Нет, никогда, ничей я не был современник,
Мне не с руки почет такой.
О, как противен мне какой-то соименник —
То был не я, то был другой.
 
(«Нет, никогда, ничей я не был современник…»)
   Такими строками поэт начал одно из своих стихотворений 1924 года. Спустя семь лет, в 1931 году он дезавуировал собственные слова:
 
Пора вам знать: я тоже современник,
Я человек эпохи Москвошвея,
Смотрите, как на мне топорщится пиджак,
Как я ступать и говорить умею!
Попробуйте меня от века оторвать,
Ручаюсь вам – себе свернете шею!
 
(«Полночь в Москве. Роскошно буддийское лето…»)
   Противоречие между этими двумя заявлениями кажется разительным, а потому – требующим объяснения.
   Необходимо, конечно, учесть, что в первом стихотворении, скорее всего, подразумевается «современник» из дореволюционного прошлого, а во втором – утверждается Мандельштамовская единосущность с советским настоящим.
   Можно сослаться и на суждение Анны Андреевны Ахматовой, которая по сходному поводу признавалась Павлу Лукницкому, что «никак не может понять в Осипе одной характерной черты»: «Мандельштам восстает прежде всего на самого себя, на то, что он сам делал, и больше всех. <…> Трудно будет его биографу разобраться во всем этом, если он не будет знать этого его свойства – с чистейшим благородством восстать на то, чем он сам занимался или что было его идеей».[16] Впрочем, ахматовское наблюдение нам поможет мало – ведь она и сама констатировала, что в данном случае понять логику Мандельштама «никак не может».
   Пожалуй, наиболее правдоподобное объяснение обозначенного противоречия приходит со стороны биографии поэта.

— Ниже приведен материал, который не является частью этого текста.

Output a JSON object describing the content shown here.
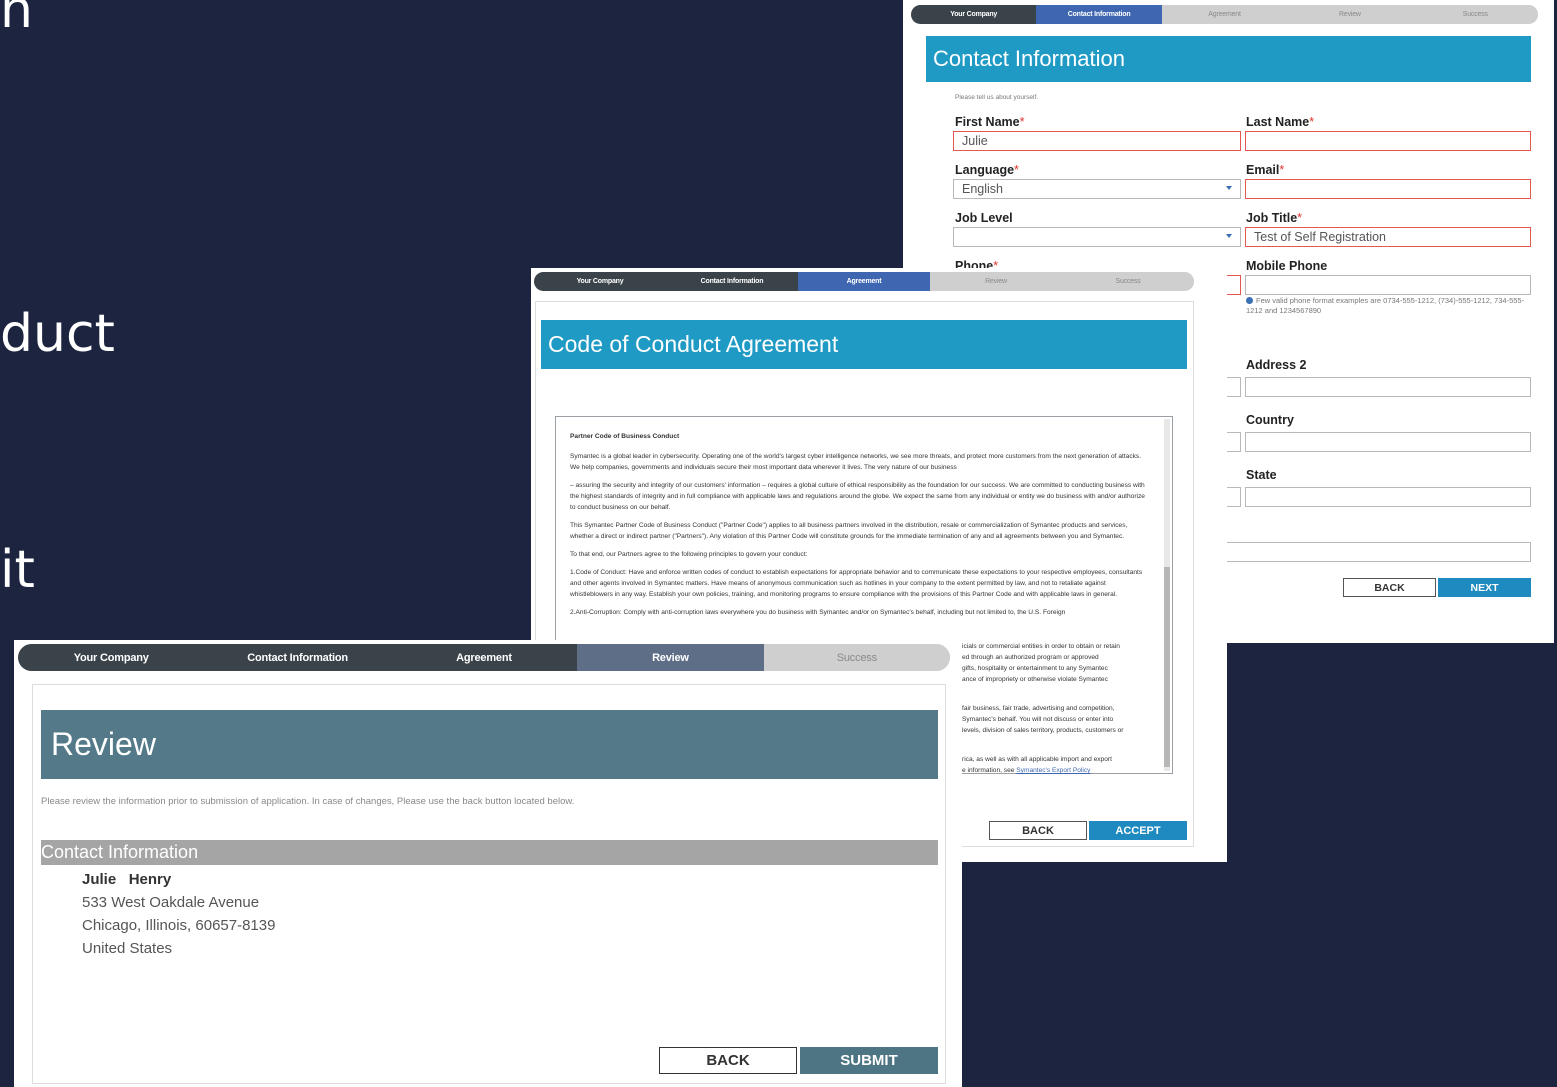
{
  "background_text": [
    "n",
    "duct",
    "it"
  ],
  "contact_shot": {
    "steps": [
      "Your Company",
      "Contact Information",
      "Agreement",
      "Review",
      "Success"
    ],
    "title": "Contact Information",
    "intro": "Please tell us about yourself.",
    "fields": {
      "first_name": {
        "label": "First Name",
        "value": "Julie"
      },
      "last_name": {
        "label": "Last Name",
        "value": ""
      },
      "language": {
        "label": "Language",
        "value": "English"
      },
      "email": {
        "label": "Email",
        "value": ""
      },
      "job_level": {
        "label": "Job Level",
        "value": ""
      },
      "job_title": {
        "label": "Job Title",
        "value": "Test of Self Registration"
      },
      "phone": {
        "label": "Phone"
      },
      "mobile_phone": {
        "label": "Mobile Phone",
        "value": ""
      },
      "address2": {
        "label": "Address 2",
        "value": ""
      },
      "country": {
        "label": "Country",
        "value": ""
      },
      "state": {
        "label": "State",
        "value": ""
      }
    },
    "required_mark": "*",
    "phone_hint": "Few valid phone format examples are 0734-555-1212, (734)-555-1212, 734-555-1212 and 1234567890",
    "back": "BACK",
    "next": "NEXT"
  },
  "conduct_shot": {
    "steps": [
      "Your Company",
      "Contact Information",
      "Agreement",
      "Review",
      "Success"
    ],
    "title": "Code of Conduct Agreement",
    "heading": "Partner Code of Business Conduct",
    "paragraphs": [
      "Symantec is a global leader in cybersecurity. Operating one of the world's largest cyber intelligence networks, we see more threats, and protect more customers from the next generation of attacks. We help companies, governments and individuals secure their most important data wherever it lives. The very nature of our business",
      "– assuring the security and integrity of our customers' information – requires a global culture of ethical responsibility as the foundation for our success. We are committed to conducting business with the highest standards of integrity and in full compliance with applicable laws and regulations around the globe. We expect the same from any individual or entity we do business with and/or authorize to conduct business on our behalf.",
      "This Symantec Partner Code of Business Conduct (\"Partner Code\") applies to all business partners involved in the distribution, resale or commercialization of Symantec products and services, whether a direct or indirect partner (\"Partners\"). Any violation of this Partner Code will constitute grounds for the immediate termination of any and all agreements between you and Symantec.",
      "To that end, our Partners agree to the following principles to govern your conduct:",
      "1.Code of Conduct: Have and enforce written codes of conduct to establish expectations for appropriate behavior and to communicate these expectations to your respective employees, consultants and other agents involved in Symantec matters. Have means of anonymous communication such as hotlines in your company to the extent permitted by law, and not to retaliate against whistleblowers in any way. Establish your own policies, training, and monitoring programs to ensure compliance with the provisions of this Partner Code and with applicable laws in general.",
      "2.Anti-Corruption: Comply with anti-corruption laws everywhere you do business with Symantec and/or on Symantec's behalf, including but not limited to, the U.S. Foreign"
    ],
    "partial_lines": [
      "icials or commercial entities in order to obtain or retain",
      "ed through an authorized program or approved",
      "gifts, hospitality or entertainment to any Symantec",
      "ance of impropriety or otherwise violate Symantec",
      "fair business, fair trade, advertising and competition,",
      "Symantec's behalf. You will not discuss or enter into",
      "levels, division of sales territory, products, customers or",
      "rica, as well as with all applicable import and export"
    ],
    "partial_link_prefix": "e information, see ",
    "partial_link": "Symantec's Export Policy",
    "back": "BACK",
    "accept": "ACCEPT"
  },
  "review_shot": {
    "steps": [
      "Your Company",
      "Contact Information",
      "Agreement",
      "Review",
      "Success"
    ],
    "title": "Review",
    "subtitle": "Please review the information prior to submission of application. In case of changes, Please use the back button located below.",
    "section": "Contact Information",
    "name_first": "Julie",
    "name_last": "Henry",
    "street": "533 West Oakdale Avenue",
    "city_line": "Chicago,  Illinois,  60657-8139",
    "country": "United States",
    "back": "BACK",
    "submit": "SUBMIT"
  },
  "colors": {
    "background": "#1c2440",
    "banner_blue": "#1f9ac4",
    "banner_slate": "#547a89",
    "step_done": "#3a4349",
    "step_active": "#3f67b1",
    "required": "#e0332c"
  }
}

В течение всей своей жизни Мандельштам настойчиво искал близости с современностью и современниками, точнее будет сказать, – настойчиво искал понимания у современности и современников (отсюда: «Пора вам знать: я тоже современник…»). «Разночинская традиция Мандельштама не допускала мысли, что один поручик идет в ногу, а вся рота – не в ногу».[17]

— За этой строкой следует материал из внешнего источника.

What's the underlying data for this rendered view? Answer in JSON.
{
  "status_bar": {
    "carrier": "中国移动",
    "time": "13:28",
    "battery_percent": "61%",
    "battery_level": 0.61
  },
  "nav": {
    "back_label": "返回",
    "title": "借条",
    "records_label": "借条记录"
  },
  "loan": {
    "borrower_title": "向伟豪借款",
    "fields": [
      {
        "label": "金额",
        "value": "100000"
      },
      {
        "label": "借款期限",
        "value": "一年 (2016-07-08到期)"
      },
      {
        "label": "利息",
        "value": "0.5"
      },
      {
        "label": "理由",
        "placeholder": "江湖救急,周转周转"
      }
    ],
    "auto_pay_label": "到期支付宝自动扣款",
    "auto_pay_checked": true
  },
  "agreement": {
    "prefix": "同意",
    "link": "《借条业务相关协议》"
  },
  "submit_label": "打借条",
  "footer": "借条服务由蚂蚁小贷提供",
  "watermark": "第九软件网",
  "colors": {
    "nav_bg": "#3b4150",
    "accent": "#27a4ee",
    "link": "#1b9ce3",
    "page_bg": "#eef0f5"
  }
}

   Однако разночинское стремление «быть как все» сочеталось в Мандельштаме с обостренным ощущением собственной особости, непохожести на других людей (отсюда: «Нет, никогда, ничей я не был современник…»). И от этого ощущения поэт отказываться тоже не собирался. «Осип Эмильевич всегда оставался самим собой, его бескомпромиссность была абсолютной», – вспоминала хорошо знавшая Мандельштама в последние годы его жизни Наталья Евгеньевна Штемпель.[18]

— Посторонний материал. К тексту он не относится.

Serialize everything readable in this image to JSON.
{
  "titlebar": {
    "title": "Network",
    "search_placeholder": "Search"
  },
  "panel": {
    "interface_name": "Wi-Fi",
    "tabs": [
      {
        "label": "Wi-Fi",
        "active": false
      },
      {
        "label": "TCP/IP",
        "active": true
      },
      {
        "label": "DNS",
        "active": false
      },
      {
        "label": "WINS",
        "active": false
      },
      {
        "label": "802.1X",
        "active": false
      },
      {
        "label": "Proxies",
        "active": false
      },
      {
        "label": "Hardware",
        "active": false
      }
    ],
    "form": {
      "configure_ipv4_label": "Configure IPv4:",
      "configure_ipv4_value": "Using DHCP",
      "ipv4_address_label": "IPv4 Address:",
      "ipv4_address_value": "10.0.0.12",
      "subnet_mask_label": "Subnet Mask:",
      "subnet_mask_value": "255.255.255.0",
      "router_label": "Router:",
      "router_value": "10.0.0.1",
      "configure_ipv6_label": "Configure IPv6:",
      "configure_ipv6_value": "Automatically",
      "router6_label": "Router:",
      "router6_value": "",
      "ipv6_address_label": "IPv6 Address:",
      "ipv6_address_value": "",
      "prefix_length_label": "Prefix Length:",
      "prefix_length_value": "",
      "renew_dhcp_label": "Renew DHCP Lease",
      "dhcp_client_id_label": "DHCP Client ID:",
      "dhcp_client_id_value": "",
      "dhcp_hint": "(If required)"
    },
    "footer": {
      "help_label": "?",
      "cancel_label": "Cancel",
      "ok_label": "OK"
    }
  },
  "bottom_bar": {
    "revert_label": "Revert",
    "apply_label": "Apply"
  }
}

   Иногда верх в Мандельштаме брало желание «побыть и поиграть с людьми» («Взять за руку кого-нибудь: – будь ласков, – // Сказать ему, – нам по пути с тобой…»). Иногда побеждало стремление обособиться от людей, подчеркнуть свое отщепенство («Живу один – спокоен и утешен»).
   Но чаще всего недоверие к современникам и желание найти с ними общий язык каким-то образом уживались в Мандельштаме и в его стихах, начиная уже с самой ранней юности поэта:
 
Я счастлив жестокой обидою,
И в жизни, похожей на сон,
Я каждому тайно завидую
И в каждого тайно влюблен.
 
(«Из омута злого и вязкого…», 1910)
   Стремление поэта «идти в ногу со всей ротой», разумеется, бросалось в глаза не так ярко, как его желание во что бы то ни стало отстоять собственную самобытность. Поэтому в воспоминаниях, дневниках и письмах современников Мандельштам часто предстает нелепым чудаком, этаким Паганелем от поэзии, не имеющим понятия о самых элементарных законах и правилах человеческого общежития. «Рассеянный и бессонный стихотворец Осип Мандельштам будил знакомых и после трех ночи. Это было очень мило и оригинально, и его поклонники, проснувшись, вставали, будили служанку и приказывали ставить самовар. Казалось, быть пиру во время чумы» (М. Лопатто);[19] «Вбегал Мандельштам и, не здороваясь, искал „мецената“, который бы заплатил за его извозчика. Потом бросался в кресло, требовал коньяку в свой чай, чтобы согреться, и тут же опрокидывал чашку на ковер или письменный стол» (Г. Иванов);[20] «Осип Эмильевич „уминал“ буханку черного хлеба без единого глотка воды, и… грыз, точно белка, колотый сахар. Но такие громадные куски, с которыми бы никакая белка не справилась» (Рюрик Ивнев);[21] «Дервиш с гранитных набережных холодного Санкт-Петербурга» (Э. Миндлин);[22] «Мандельштам истерически любил сладкое. Живя в очень трудных условиях, без сапог, в холоде, он умудрялся оставаться избалованным. Его какая-то женская распущенность и птичье легкомыслие были не лишены системы. У него настоящая повадка художника, а художник и лжет для того, чтобы быть свободным в единственном своем деле, он как обезьяна, которая, по словам индусов, не разговаривает, чтобы ее не заставили работать» (В. Шкловский);[23] «Производил он впечатление человека страшно слабого, худенького, а на голове, вместо волос, рос рыжеватый цыплячий пух» (А. Седых);[24] «На допросе Осип Эмильевич прервал следователя: „Скажите лучше, невинных вы выпускаете или нет?..“» (И. Эренбург);[25] «Всю силу его необыкновенной несопряженности ни с каким бытом я особенно ощутил летом 1922 года» (Н. Чуковский);[26] «Крайне самолюбивый, подозрительный, он проявлял иногда неприятную заносчивость, проистекавшую, очевидно, из „неприкаянности“» (Н. Смирнов)…[27]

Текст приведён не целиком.